I recently picked up a copy of the author’s 1982 paperback original Merchanter’s Luck, and I thought it would be a good place to start. It’s the first novel in her Company Wars saga, set in the Alliance-Union universe where humanity has split into three space-faring power blocs: Union, the Merchanter’s Alliance and Earth. I remembered Jo Walton’s Tor.com review of Merchanter’s Luck from a decade ago, enticingly titled “A girl on a haunted spaceship.” Here’s an excerpt.
Ben JB and I were talking about Gothics, and Ben JB asked if you could have a Gothic on a spaceship. My immediate response was Merchanter’s Luck, a 1982 novel by C.J. Cherryh. It has a girl and a haunted spaceship and a mysterious man with lots of secrets in his past. But on re-reading it, I have to admit that it doesn’t quite work as a Gothic… Allison is far from a gothic heroine — she’s empowered, and most of the time in the novel she is the one in the position of power. She goes onto the spaceship and goes into abandoned cabins, full of the possessions of the dead, but she doesn’t go alone. She’s not virginal, not isolated, and never helpless…
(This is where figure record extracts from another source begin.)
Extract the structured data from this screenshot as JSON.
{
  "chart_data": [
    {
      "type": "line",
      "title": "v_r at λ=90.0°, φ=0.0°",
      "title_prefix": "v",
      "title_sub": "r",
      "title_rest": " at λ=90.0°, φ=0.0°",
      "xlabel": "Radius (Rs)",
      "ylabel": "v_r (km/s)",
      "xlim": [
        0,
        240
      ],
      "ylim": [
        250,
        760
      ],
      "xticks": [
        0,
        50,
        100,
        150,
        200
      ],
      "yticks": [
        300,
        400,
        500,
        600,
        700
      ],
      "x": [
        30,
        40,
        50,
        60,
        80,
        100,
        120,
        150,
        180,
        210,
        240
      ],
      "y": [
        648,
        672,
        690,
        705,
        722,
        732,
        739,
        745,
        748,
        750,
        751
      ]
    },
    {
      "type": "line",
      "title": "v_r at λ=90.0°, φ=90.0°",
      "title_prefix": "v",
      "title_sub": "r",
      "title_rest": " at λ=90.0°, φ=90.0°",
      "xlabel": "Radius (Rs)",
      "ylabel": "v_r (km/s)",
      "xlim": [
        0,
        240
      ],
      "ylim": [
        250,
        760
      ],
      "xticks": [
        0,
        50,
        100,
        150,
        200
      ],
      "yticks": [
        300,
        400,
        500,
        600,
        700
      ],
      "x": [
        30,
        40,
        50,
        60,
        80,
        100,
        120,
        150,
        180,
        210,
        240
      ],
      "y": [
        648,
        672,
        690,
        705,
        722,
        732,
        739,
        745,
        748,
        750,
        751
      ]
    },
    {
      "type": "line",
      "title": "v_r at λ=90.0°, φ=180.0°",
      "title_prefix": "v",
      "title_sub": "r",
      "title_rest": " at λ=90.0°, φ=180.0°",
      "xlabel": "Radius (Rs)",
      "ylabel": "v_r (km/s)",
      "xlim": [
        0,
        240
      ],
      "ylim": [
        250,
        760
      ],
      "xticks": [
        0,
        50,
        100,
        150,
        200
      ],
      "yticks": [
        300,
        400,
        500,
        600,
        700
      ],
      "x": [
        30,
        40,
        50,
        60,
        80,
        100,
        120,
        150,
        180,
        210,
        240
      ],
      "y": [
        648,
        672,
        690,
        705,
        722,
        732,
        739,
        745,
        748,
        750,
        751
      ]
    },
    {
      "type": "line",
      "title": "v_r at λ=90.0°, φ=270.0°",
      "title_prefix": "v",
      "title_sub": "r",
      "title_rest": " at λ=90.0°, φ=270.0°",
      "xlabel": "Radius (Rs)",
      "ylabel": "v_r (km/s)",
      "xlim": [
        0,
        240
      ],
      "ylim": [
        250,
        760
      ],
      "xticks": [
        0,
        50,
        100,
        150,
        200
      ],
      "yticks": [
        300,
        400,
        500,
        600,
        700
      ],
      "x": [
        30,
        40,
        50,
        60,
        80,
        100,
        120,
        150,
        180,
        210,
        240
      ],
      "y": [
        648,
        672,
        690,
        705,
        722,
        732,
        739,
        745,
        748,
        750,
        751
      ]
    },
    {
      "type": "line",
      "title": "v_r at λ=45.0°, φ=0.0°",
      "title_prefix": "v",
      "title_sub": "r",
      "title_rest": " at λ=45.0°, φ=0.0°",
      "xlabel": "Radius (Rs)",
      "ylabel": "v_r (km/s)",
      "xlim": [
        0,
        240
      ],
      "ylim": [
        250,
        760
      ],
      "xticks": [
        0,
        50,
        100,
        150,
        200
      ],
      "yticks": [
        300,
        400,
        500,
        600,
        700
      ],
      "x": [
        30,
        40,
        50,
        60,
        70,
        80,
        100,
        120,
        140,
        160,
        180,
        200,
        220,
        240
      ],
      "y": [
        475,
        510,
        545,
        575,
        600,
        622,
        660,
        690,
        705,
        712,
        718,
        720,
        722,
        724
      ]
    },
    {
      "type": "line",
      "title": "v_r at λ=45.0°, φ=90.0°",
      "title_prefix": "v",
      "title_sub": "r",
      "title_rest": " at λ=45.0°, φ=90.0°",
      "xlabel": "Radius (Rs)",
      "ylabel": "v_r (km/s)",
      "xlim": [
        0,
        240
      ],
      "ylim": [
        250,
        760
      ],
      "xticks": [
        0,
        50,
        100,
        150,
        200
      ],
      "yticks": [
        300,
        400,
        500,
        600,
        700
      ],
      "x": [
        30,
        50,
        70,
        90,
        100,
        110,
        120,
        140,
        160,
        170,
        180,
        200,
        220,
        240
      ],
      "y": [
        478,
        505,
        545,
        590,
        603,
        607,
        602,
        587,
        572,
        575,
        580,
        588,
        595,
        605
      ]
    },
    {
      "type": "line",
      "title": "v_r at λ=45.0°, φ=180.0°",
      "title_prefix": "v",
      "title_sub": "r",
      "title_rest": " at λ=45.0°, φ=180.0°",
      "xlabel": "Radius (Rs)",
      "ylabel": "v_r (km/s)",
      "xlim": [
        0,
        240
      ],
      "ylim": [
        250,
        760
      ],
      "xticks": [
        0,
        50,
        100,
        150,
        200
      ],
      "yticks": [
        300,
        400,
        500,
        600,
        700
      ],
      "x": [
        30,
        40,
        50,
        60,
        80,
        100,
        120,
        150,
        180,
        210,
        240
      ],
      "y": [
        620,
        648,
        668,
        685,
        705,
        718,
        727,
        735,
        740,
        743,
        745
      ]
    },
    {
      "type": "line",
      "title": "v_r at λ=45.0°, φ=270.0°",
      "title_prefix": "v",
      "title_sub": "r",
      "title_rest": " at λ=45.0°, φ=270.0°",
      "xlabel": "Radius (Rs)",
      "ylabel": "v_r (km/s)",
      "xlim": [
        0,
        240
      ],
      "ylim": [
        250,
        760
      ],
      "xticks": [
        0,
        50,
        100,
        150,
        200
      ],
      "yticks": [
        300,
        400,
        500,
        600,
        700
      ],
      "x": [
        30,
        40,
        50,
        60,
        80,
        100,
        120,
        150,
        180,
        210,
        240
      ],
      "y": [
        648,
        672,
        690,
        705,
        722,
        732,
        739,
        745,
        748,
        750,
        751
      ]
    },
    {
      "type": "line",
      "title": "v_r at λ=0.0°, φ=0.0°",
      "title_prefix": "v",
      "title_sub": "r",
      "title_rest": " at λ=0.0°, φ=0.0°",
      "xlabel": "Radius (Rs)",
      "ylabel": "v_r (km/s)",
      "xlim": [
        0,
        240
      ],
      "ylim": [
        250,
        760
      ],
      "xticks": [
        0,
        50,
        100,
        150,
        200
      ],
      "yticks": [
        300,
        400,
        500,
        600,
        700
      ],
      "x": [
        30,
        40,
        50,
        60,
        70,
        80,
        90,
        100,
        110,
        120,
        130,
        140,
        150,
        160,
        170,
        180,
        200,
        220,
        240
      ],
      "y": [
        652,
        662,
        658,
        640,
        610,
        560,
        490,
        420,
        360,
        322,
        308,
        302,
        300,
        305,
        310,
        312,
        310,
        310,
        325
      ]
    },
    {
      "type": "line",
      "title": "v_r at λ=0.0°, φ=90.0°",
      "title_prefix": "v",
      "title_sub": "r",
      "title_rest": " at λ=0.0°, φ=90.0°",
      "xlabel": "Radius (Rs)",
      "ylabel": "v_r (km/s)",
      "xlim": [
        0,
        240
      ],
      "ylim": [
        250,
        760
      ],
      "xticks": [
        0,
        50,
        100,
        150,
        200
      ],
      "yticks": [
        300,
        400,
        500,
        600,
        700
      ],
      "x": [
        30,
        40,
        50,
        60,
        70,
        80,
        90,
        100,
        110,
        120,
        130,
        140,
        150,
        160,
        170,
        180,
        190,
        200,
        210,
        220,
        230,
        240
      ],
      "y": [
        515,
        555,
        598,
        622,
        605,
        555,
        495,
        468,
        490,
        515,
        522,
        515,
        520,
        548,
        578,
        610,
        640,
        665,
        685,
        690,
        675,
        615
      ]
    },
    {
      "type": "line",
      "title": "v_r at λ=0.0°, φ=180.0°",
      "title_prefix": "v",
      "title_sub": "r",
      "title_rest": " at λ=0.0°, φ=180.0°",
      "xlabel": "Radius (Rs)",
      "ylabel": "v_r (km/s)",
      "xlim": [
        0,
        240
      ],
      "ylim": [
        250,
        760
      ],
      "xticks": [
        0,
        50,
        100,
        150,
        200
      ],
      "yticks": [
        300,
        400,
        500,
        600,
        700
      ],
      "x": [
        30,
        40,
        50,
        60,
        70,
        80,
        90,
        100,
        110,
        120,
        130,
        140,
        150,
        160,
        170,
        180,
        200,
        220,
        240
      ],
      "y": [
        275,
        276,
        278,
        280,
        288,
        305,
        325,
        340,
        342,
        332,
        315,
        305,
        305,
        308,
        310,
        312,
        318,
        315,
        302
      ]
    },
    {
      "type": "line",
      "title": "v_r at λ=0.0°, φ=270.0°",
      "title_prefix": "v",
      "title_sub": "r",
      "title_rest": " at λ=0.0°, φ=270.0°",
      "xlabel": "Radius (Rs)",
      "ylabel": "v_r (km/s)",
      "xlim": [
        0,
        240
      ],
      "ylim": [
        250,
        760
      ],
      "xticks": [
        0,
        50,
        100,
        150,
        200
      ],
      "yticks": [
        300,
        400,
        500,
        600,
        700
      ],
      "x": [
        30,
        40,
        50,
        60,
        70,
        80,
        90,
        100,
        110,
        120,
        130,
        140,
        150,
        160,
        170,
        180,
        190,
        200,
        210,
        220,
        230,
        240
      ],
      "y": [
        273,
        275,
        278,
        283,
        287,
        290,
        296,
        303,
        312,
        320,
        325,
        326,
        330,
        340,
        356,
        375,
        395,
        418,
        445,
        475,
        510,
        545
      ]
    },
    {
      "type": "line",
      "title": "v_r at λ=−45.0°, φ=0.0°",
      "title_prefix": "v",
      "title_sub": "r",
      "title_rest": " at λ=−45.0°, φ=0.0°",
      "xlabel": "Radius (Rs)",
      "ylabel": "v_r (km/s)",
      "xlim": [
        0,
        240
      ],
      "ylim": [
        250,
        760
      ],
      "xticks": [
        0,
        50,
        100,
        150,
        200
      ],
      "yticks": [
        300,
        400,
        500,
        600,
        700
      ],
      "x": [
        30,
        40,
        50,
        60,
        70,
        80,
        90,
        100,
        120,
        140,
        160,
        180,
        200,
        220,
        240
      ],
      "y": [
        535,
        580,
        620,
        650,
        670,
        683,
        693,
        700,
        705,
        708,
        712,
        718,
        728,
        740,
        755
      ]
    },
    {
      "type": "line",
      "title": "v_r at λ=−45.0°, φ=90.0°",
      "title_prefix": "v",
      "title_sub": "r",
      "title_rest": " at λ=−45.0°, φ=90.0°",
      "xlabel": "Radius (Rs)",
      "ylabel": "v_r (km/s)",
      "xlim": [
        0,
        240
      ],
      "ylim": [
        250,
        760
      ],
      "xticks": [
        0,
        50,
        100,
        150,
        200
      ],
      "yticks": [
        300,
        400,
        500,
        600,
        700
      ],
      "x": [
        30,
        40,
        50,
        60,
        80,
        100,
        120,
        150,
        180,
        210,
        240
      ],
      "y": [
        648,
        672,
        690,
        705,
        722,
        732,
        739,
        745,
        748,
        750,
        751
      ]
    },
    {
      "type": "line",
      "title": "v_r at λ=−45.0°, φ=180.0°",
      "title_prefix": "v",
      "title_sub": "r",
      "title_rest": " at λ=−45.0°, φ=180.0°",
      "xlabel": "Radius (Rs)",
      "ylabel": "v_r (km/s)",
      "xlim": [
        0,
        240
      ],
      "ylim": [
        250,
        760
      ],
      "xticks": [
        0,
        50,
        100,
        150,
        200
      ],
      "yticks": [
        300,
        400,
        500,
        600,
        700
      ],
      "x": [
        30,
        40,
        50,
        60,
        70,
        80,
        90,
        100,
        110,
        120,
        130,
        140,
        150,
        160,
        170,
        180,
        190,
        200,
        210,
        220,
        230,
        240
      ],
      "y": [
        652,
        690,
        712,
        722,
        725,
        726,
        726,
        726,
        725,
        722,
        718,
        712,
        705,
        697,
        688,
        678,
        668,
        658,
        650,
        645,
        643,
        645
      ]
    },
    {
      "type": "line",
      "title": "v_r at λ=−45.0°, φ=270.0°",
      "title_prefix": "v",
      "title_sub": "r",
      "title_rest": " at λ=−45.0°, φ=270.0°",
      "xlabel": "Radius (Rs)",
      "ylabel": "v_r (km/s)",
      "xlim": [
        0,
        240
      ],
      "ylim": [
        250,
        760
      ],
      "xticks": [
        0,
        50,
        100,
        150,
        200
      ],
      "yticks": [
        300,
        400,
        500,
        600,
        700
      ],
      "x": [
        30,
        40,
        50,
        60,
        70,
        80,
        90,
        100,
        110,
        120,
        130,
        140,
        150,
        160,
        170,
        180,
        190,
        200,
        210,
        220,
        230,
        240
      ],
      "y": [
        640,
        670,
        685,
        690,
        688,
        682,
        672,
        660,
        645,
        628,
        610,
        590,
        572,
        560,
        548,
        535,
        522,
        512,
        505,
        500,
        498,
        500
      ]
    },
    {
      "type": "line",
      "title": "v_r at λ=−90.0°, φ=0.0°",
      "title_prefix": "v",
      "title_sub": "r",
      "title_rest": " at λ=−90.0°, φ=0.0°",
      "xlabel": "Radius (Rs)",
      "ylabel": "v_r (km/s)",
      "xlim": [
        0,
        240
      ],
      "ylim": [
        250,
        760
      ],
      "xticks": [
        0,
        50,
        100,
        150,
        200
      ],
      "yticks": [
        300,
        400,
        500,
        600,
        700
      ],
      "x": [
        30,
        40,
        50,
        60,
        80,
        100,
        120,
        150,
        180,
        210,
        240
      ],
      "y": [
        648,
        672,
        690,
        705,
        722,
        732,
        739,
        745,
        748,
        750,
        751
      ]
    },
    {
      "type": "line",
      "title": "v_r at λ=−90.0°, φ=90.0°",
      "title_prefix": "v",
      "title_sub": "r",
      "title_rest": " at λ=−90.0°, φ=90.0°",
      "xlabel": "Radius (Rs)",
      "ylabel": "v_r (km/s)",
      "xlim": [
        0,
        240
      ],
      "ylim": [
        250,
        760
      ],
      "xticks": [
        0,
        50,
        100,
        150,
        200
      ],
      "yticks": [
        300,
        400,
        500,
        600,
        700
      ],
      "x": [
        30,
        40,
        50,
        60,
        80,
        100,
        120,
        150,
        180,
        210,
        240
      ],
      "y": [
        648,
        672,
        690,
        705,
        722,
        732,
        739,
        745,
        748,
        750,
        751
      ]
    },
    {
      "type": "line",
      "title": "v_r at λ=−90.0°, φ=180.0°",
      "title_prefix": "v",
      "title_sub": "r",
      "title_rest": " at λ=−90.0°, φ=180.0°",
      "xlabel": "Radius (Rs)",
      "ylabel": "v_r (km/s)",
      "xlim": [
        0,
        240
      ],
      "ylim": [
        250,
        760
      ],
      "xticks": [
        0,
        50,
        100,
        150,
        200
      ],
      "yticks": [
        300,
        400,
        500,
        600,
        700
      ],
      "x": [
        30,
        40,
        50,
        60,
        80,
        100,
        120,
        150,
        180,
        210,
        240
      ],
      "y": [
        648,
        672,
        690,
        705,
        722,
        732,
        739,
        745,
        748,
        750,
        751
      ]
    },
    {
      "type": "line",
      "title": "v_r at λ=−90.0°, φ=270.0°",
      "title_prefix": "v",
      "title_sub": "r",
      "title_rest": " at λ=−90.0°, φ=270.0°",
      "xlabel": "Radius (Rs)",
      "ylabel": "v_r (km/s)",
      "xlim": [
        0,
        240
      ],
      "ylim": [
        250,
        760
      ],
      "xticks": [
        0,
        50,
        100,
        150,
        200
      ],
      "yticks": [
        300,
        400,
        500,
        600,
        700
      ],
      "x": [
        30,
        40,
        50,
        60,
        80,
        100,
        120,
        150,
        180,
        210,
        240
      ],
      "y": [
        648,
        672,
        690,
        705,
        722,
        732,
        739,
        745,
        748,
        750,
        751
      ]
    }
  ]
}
Downbelow Station is a book about the end of a war that has stretched between and the stars and lasted as long as Troy. This is a post-war book, about people whose lives have been scarred by the war that has shaped the universe they live in. The powers in the Beyond are Union, the star systems who rebelled from Earth, and Alliance, the merchants and space-station who made a side rather than get ground between two sides who cared nothing for them. Earth is still there of course, but far away. Earth’s old fleet are very definitely there, they have become pirates preying on the ships they used to claim to protect. Alliance and Union are working together to fill in the holes where the pirates and marginers operate…
This is a close up book about people who live with their complex history and the complex history of their societies, just like us. It’s not a book about anything that makes history or changes society, it’s a book about a boy and a girl and a spaceship… Like most Cherryh, this can be claustrophobic but feels absolutely real, and again typically it speeds up a lot near the end. I talked about the appeal of these books before. I’m extremely fond of them, and I recommend them highly.
Merchanter’s Luck was published by DAW Books in 1982. It is 208 pages, priced at $2.95. The cover is by Barclay Shaw. It was reprinted in 2008 in the Alliance Space omnibus collection (covered in Part II of our survey of the Omnibus Volumes of C.J. Cherryh).